According to a spokesman for Sen. James Inhofe, R-Okla., a producer for ABC News senior congressional correspondent Jonathan Karl requested an interview about pending climate legislation. However, the producer insisted it be conducted outside instead of in the U.S. Capitol or in any of the surrounding Senate office buildings. Washington, D.C. temperatures have been in excess of 95 degrees. An abbreviated clip of the interview aired on ABCNews.com's "Topline" on July 23.
"Speaking of which, you all may have remember Sen. Jim Inhofe during the big snowstorm back in Washington in February, building that igloo - or actually it was his kids that built the igloo and they put a sign on that said ‘Al Gore's home: Honk if you like global warming,'" Karl said. "Back then Sen. Inhofe was ridiculing those that were concerned about global warming because it was cold in Washington and throughout the Eastern Seaboard. Well, we went to talk to him about the situation now that we are in the middle of a heat wave."

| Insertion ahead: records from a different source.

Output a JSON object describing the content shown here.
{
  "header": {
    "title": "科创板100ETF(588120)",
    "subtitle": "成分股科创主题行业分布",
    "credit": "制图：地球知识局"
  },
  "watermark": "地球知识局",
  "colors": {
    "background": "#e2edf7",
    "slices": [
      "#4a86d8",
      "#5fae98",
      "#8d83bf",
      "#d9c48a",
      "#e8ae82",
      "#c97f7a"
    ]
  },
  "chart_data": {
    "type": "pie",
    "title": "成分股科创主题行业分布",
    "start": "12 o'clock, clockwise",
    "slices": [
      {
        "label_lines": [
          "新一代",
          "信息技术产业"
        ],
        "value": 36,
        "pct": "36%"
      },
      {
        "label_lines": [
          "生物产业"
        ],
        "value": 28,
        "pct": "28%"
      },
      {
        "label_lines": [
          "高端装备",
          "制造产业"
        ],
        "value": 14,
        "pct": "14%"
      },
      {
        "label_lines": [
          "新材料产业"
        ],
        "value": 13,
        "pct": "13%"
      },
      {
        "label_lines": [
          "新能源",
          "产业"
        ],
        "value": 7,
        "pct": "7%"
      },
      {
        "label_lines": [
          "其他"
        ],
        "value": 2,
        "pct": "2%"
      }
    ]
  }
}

"I don't think anyone disagrees with the fact that we actually are in the middle of a cold period, that started about nine years ago," Inhofe explained.
Later, ABCNews.com posted the entire video, including Karl's failed attempt to fry an egg and posted a very accusatory article about the Oklahoma senator "talking" global cooling in the midst of the heat wave.
Karl's effort to use the current heat along the East Coast is something the left was up in arms about earlier this year when snow covered much of the country, when it was used to mock the theory of manmade global warming. Back in February, The Washington Post's Dana Milbank advised global warming alarmists against using this tactic to make their case.
"Still, there's some rough justice in the conservatives' cheap shots. In Washington's blizzards, the greens were hoist by their own petard," Milbank wrote. "For years, climate-change activists have argued by anecdote to make their case. Gore, in his famous slide shows, ties human-caused global warming to increasing hurricanes, tornadoes, floods, drought and the spread of mosquitoes, pine beetles and disease. It's not that Gore is wrong about these things. The problem is that his storm stories have conditioned people to expect an endless worldwide heat wave, when in fact the changes so far are subtle."
Looks like Jon Karl and ABC News didn't get the memo.